One of the first major business intelligence (BI) applications for the SAP in-memory High Performance Analytics Appliance (HANA) made its official debut this week at the SAP Insider Financials conference.
According to Bryan Katis, SAP vice president for enterprise performance management solutions, the SAP BusinessObjects Planning and Consolidation application will become one of the first "killer applications" for the HANA platform because HANA not only dramatically improves the performance of the application, it increases the amount of data the application can effectively analyze. That means users of the application can more effectively analyze business trends in real time right down to the product stock-keeping-unit (SKU) level, says Katis.
SAP BusinessObjects Planning and Consolidation is adding HANA support via the version of SAP NetWeaver that IBM added HANA support to late last year. Katis says that it will be essentially swapping out the relational database that the BusinessObjects application normally calls for HANA. SAP BI customers will on average see performance gains that are as much as 21 times greater than they are today. Much of those performance gains are derived from eliminating the need for a separate application server tier all together, says Katis. That level of performance will make it more practical to make the BI applications available via any mobile computing device anywhere in the world.

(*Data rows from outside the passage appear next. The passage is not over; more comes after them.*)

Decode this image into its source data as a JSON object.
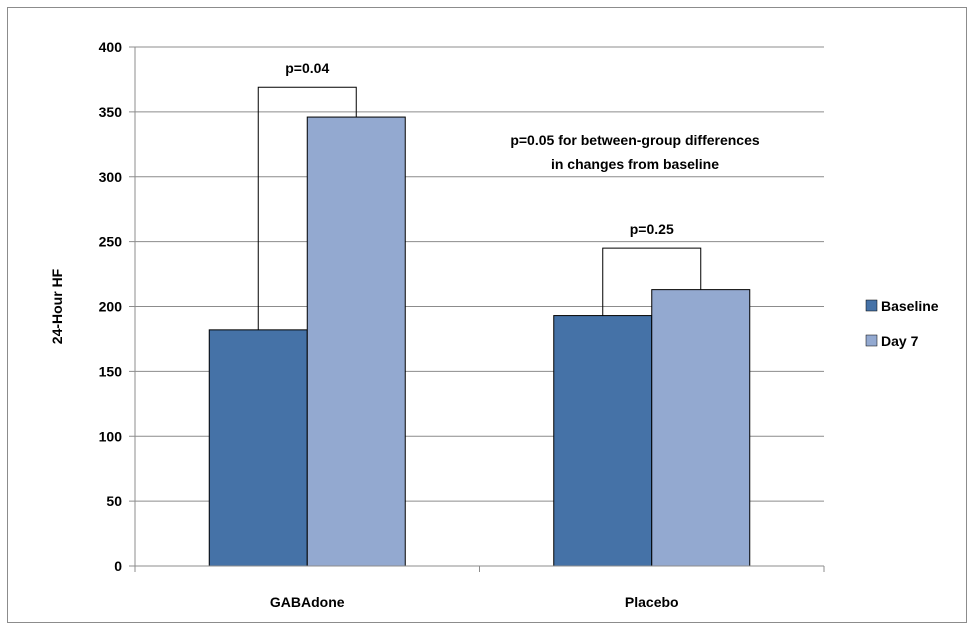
{
  "chart_data": {
    "type": "bar",
    "title": "",
    "xlabel": "",
    "ylabel": "24-Hour HF",
    "ylim": [
      0,
      400
    ],
    "yticks": [
      0,
      50,
      100,
      150,
      200,
      250,
      300,
      350,
      400
    ],
    "grid": true,
    "legend_position": "right",
    "categories": [
      "GABAdone",
      "Placebo"
    ],
    "series": [
      {
        "name": "Baseline",
        "values": [
          182,
          193
        ],
        "color": "#4572a7"
      },
      {
        "name": "Day 7",
        "values": [
          346,
          213
        ],
        "color": "#93a9d0"
      }
    ],
    "annotations": [
      {
        "text": "p=0.04",
        "category": "GABAdone",
        "bracket_y": 369
      },
      {
        "text": "p=0.25",
        "category": "Placebo",
        "bracket_y": 245
      },
      {
        "text_lines": [
          "p=0.05 for between-group differences",
          "in changes from baseline"
        ]
      }
    ]
  }
}
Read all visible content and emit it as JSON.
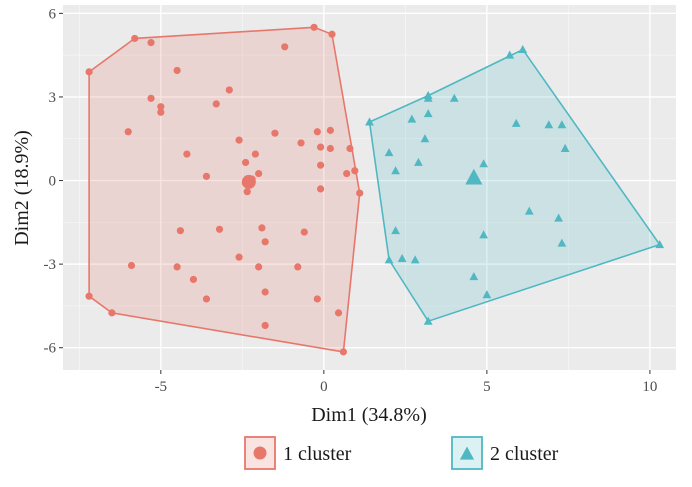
{
  "chart_data": {
    "type": "scatter",
    "title": "",
    "xlabel": "Dim1 (34.8%)",
    "ylabel": "Dim2 (18.9%)",
    "xlim": [
      -8.0,
      10.8
    ],
    "ylim": [
      -6.8,
      6.3
    ],
    "x_ticks": [
      -5,
      0,
      5,
      10
    ],
    "y_ticks": [
      -6,
      -3,
      0,
      3,
      6
    ],
    "x_tick_labels": [
      "-5",
      "0",
      "5",
      "10"
    ],
    "y_tick_labels": [
      "-6",
      "-3",
      "0",
      "3",
      "6"
    ],
    "grid": true,
    "background": "panel grey with white grid lines",
    "legend_position": "bottom",
    "series": [
      {
        "name": "1 cluster",
        "marker": "circle",
        "color": "#E8776B",
        "centroid": [
          -2.3,
          -0.05
        ],
        "hull": [
          [
            -7.2,
            3.9
          ],
          [
            -5.8,
            5.1
          ],
          [
            -0.3,
            5.5
          ],
          [
            0.25,
            5.25
          ],
          [
            1.1,
            -0.45
          ],
          [
            0.6,
            -6.15
          ],
          [
            -6.5,
            -4.75
          ],
          [
            -7.2,
            -4.15
          ]
        ],
        "points": [
          [
            -7.2,
            3.9
          ],
          [
            -5.8,
            5.1
          ],
          [
            -5.3,
            4.95
          ],
          [
            -0.3,
            5.5
          ],
          [
            0.25,
            5.25
          ],
          [
            -1.2,
            4.8
          ],
          [
            -4.5,
            3.95
          ],
          [
            -5.3,
            2.95
          ],
          [
            -5.0,
            2.65
          ],
          [
            -5.0,
            2.45
          ],
          [
            -3.3,
            2.75
          ],
          [
            -2.9,
            3.25
          ],
          [
            -6.0,
            1.75
          ],
          [
            -1.5,
            1.7
          ],
          [
            -4.2,
            0.95
          ],
          [
            -2.6,
            1.45
          ],
          [
            -2.1,
            0.95
          ],
          [
            -0.7,
            1.35
          ],
          [
            -0.2,
            1.75
          ],
          [
            0.2,
            1.8
          ],
          [
            -0.1,
            1.2
          ],
          [
            0.2,
            1.15
          ],
          [
            0.8,
            1.15
          ],
          [
            -2.4,
            0.65
          ],
          [
            -0.1,
            0.55
          ],
          [
            0.7,
            0.25
          ],
          [
            0.95,
            0.35
          ],
          [
            -3.6,
            0.15
          ],
          [
            -2.0,
            0.25
          ],
          [
            -2.4,
            -0.1
          ],
          [
            -2.2,
            0.05
          ],
          [
            -2.35,
            -0.4
          ],
          [
            -0.1,
            -0.3
          ],
          [
            1.1,
            -0.45
          ],
          [
            -4.4,
            -1.8
          ],
          [
            -3.2,
            -1.75
          ],
          [
            -1.9,
            -1.7
          ],
          [
            -0.6,
            -1.85
          ],
          [
            -1.8,
            -2.2
          ],
          [
            -2.6,
            -2.75
          ],
          [
            -5.9,
            -3.05
          ],
          [
            -4.5,
            -3.1
          ],
          [
            -2.0,
            -3.1
          ],
          [
            -0.8,
            -3.1
          ],
          [
            -4.0,
            -3.55
          ],
          [
            -3.6,
            -4.25
          ],
          [
            -1.8,
            -4.0
          ],
          [
            -0.2,
            -4.25
          ],
          [
            0.45,
            -4.75
          ],
          [
            -1.8,
            -5.2
          ],
          [
            -7.2,
            -4.15
          ],
          [
            -6.5,
            -4.75
          ],
          [
            0.6,
            -6.15
          ]
        ]
      },
      {
        "name": "2 cluster",
        "marker": "triangle",
        "color": "#4FB8C2",
        "centroid": [
          4.6,
          0.1
        ],
        "hull": [
          [
            1.4,
            2.1
          ],
          [
            3.2,
            3.05
          ],
          [
            6.1,
            4.7
          ],
          [
            10.3,
            -2.3
          ],
          [
            3.2,
            -5.05
          ],
          [
            2.0,
            -2.85
          ]
        ],
        "points": [
          [
            1.4,
            2.1
          ],
          [
            3.2,
            3.05
          ],
          [
            3.2,
            2.95
          ],
          [
            4.0,
            2.95
          ],
          [
            5.7,
            4.5
          ],
          [
            6.1,
            4.7
          ],
          [
            2.7,
            2.2
          ],
          [
            3.2,
            2.4
          ],
          [
            5.9,
            2.05
          ],
          [
            6.9,
            2.0
          ],
          [
            7.3,
            2.0
          ],
          [
            3.1,
            1.5
          ],
          [
            7.4,
            1.15
          ],
          [
            2.0,
            1.0
          ],
          [
            2.9,
            0.65
          ],
          [
            4.9,
            0.6
          ],
          [
            2.2,
            0.35
          ],
          [
            6.3,
            -1.1
          ],
          [
            7.2,
            -1.35
          ],
          [
            2.2,
            -1.8
          ],
          [
            4.9,
            -1.95
          ],
          [
            7.3,
            -2.25
          ],
          [
            2.0,
            -2.85
          ],
          [
            2.4,
            -2.8
          ],
          [
            2.8,
            -2.85
          ],
          [
            4.6,
            -3.45
          ],
          [
            5.0,
            -4.1
          ],
          [
            3.2,
            -5.05
          ],
          [
            10.3,
            -2.3
          ]
        ]
      }
    ]
  }
}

Over time, Katis adds that performance gains will continue to be provided as more functionality, such as application logic and calculation engines, become embedded inside HANA.

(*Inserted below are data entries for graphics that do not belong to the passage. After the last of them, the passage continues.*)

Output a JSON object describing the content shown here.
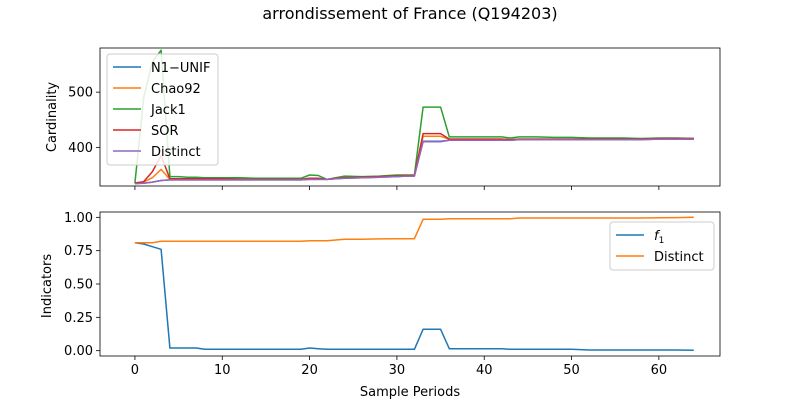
{
  "chart_data": {
    "title": "arrondissement of France (Q194203)",
    "xlabel": "Sample Periods",
    "x_ticks": [
      0,
      10,
      20,
      30,
      40,
      50,
      60
    ],
    "xlim": [
      -4,
      67
    ],
    "top": {
      "type": "line",
      "ylabel": "Cardinality",
      "ylim": [
        330,
        580
      ],
      "y_ticks": [
        400,
        500
      ],
      "legend_position": "upper-left",
      "series": [
        {
          "name": "N1−UNIF",
          "color": "#1f77b4",
          "x": [
            0,
            1,
            2,
            3,
            4,
            5,
            6,
            7,
            8,
            9,
            10,
            12,
            14,
            16,
            18,
            19,
            20,
            21,
            22,
            23,
            24,
            26,
            28,
            30,
            31,
            32,
            33,
            34,
            35,
            36,
            38,
            40,
            42,
            43,
            44,
            46,
            48,
            50,
            52,
            54,
            56,
            58,
            60,
            62,
            64
          ],
          "values": [
            335,
            335,
            337,
            340,
            341,
            341,
            341,
            341,
            341,
            341,
            341,
            341,
            341,
            341,
            341,
            341,
            342,
            342,
            342,
            343,
            344,
            345,
            346,
            347,
            348,
            348,
            411,
            411,
            411,
            413,
            413,
            413,
            413,
            413,
            414,
            414,
            414,
            414,
            414,
            414,
            414,
            414,
            415,
            415,
            415
          ]
        },
        {
          "name": "Chao92",
          "color": "#ff7f0e",
          "x": [
            0,
            1,
            2,
            3,
            4,
            5,
            6,
            7,
            8,
            9,
            10,
            12,
            14,
            16,
            18,
            19,
            20,
            21,
            22,
            23,
            24,
            26,
            28,
            30,
            31,
            32,
            33,
            34,
            35,
            36,
            38,
            40,
            42,
            43,
            44,
            46,
            48,
            50,
            52,
            54,
            56,
            58,
            60,
            62,
            64
          ],
          "values": [
            336,
            337,
            345,
            360,
            342,
            342,
            342,
            342,
            342,
            342,
            342,
            342,
            342,
            342,
            342,
            342,
            344,
            344,
            342,
            344,
            345,
            346,
            347,
            348,
            349,
            349,
            420,
            420,
            420,
            415,
            415,
            415,
            415,
            414,
            415,
            415,
            415,
            415,
            415,
            415,
            415,
            415,
            416,
            416,
            416
          ]
        },
        {
          "name": "Jack1",
          "color": "#2ca02c",
          "x": [
            0,
            1,
            2,
            3,
            4,
            5,
            6,
            7,
            8,
            9,
            10,
            12,
            14,
            16,
            18,
            19,
            20,
            21,
            22,
            23,
            24,
            26,
            28,
            30,
            31,
            32,
            33,
            34,
            35,
            36,
            38,
            40,
            42,
            43,
            44,
            46,
            48,
            50,
            52,
            54,
            56,
            58,
            60,
            62,
            64
          ],
          "values": [
            335,
            490,
            555,
            576,
            347,
            347,
            346,
            346,
            345,
            345,
            345,
            345,
            344,
            344,
            344,
            344,
            350,
            349,
            342,
            345,
            348,
            347,
            348,
            350,
            350,
            350,
            473,
            473,
            473,
            419,
            419,
            419,
            419,
            417,
            419,
            419,
            418,
            418,
            417,
            417,
            417,
            416,
            417,
            417,
            416
          ]
        },
        {
          "name": "SOR",
          "color": "#d62728",
          "x": [
            0,
            1,
            2,
            3,
            4,
            5,
            6,
            7,
            8,
            9,
            10,
            12,
            14,
            16,
            18,
            19,
            20,
            21,
            22,
            23,
            24,
            26,
            28,
            30,
            31,
            32,
            33,
            34,
            35,
            36,
            38,
            40,
            42,
            43,
            44,
            46,
            48,
            50,
            52,
            54,
            56,
            58,
            60,
            62,
            64
          ],
          "values": [
            335,
            338,
            356,
            385,
            343,
            343,
            343,
            343,
            343,
            343,
            343,
            342,
            342,
            342,
            342,
            342,
            344,
            344,
            342,
            344,
            345,
            346,
            347,
            348,
            349,
            349,
            425,
            425,
            425,
            415,
            415,
            415,
            415,
            414,
            415,
            415,
            415,
            415,
            415,
            415,
            415,
            415,
            416,
            416,
            416
          ]
        },
        {
          "name": "Distinct",
          "color": "#9467bd",
          "x": [
            0,
            1,
            2,
            3,
            4,
            5,
            6,
            7,
            8,
            9,
            10,
            12,
            14,
            16,
            18,
            19,
            20,
            21,
            22,
            23,
            24,
            26,
            28,
            30,
            31,
            32,
            33,
            34,
            35,
            36,
            38,
            40,
            42,
            43,
            44,
            46,
            48,
            50,
            52,
            54,
            56,
            58,
            60,
            62,
            64
          ],
          "values": [
            334,
            335,
            337,
            340,
            341,
            341,
            341,
            341,
            341,
            341,
            341,
            341,
            341,
            341,
            341,
            341,
            342,
            342,
            342,
            343,
            344,
            345,
            346,
            347,
            348,
            348,
            410,
            410,
            410,
            413,
            413,
            413,
            413,
            413,
            414,
            414,
            414,
            414,
            414,
            414,
            414,
            414,
            415,
            415,
            415
          ]
        }
      ]
    },
    "bottom": {
      "type": "line",
      "ylabel": "Indicators",
      "ylim": [
        -0.04,
        1.04
      ],
      "y_ticks": [
        "0.00",
        "0.25",
        "0.50",
        "0.75",
        "1.00"
      ],
      "legend_position": "upper-right",
      "series": [
        {
          "name": "f₁",
          "label_base": "f",
          "label_sub": "1",
          "color": "#1f77b4",
          "x": [
            0,
            1,
            2,
            3,
            4,
            5,
            6,
            7,
            8,
            9,
            10,
            12,
            14,
            16,
            18,
            19,
            20,
            21,
            22,
            23,
            24,
            26,
            28,
            30,
            31,
            32,
            33,
            34,
            35,
            36,
            38,
            40,
            42,
            43,
            44,
            46,
            48,
            50,
            52,
            54,
            56,
            58,
            60,
            62,
            64
          ],
          "values": [
            0.81,
            0.8,
            0.78,
            0.76,
            0.02,
            0.02,
            0.02,
            0.02,
            0.01,
            0.01,
            0.01,
            0.01,
            0.01,
            0.01,
            0.01,
            0.01,
            0.02,
            0.015,
            0.01,
            0.01,
            0.01,
            0.01,
            0.01,
            0.01,
            0.01,
            0.01,
            0.16,
            0.16,
            0.16,
            0.015,
            0.015,
            0.015,
            0.015,
            0.01,
            0.01,
            0.01,
            0.01,
            0.01,
            0.005,
            0.005,
            0.005,
            0.005,
            0.005,
            0.005,
            0.003
          ]
        },
        {
          "name": "Distinct",
          "color": "#ff7f0e",
          "x": [
            0,
            1,
            2,
            3,
            4,
            5,
            6,
            7,
            8,
            9,
            10,
            12,
            14,
            16,
            18,
            19,
            20,
            21,
            22,
            23,
            24,
            26,
            28,
            30,
            31,
            32,
            33,
            34,
            35,
            36,
            38,
            40,
            42,
            43,
            44,
            46,
            48,
            50,
            52,
            54,
            56,
            58,
            60,
            62,
            64
          ],
          "values": [
            0.81,
            0.81,
            0.81,
            0.82,
            0.82,
            0.82,
            0.82,
            0.82,
            0.82,
            0.82,
            0.82,
            0.82,
            0.82,
            0.82,
            0.82,
            0.82,
            0.825,
            0.825,
            0.825,
            0.83,
            0.835,
            0.835,
            0.838,
            0.84,
            0.84,
            0.84,
            0.985,
            0.985,
            0.985,
            0.99,
            0.99,
            0.99,
            0.99,
            0.99,
            0.995,
            0.995,
            0.995,
            0.995,
            0.995,
            0.995,
            0.995,
            0.995,
            0.997,
            0.998,
            1.0
          ]
        }
      ]
    }
  }
}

Katis says BI applications have been making tradeoffs between performance and the amount of data that could be effectively analyzed for years. With the rise of in-memory computing, it's now practical to analyze all the available data or any subset as layers of computing continue to get eliminated by relying more on in-memory processing.
In addition, the cost of running those applications should be substantially less, not only because the expense of acquiring all that middleware starts to disappear, but because the overall management of the IT environment itself should become a whole lot less complex and, by extension, more affordable to manage.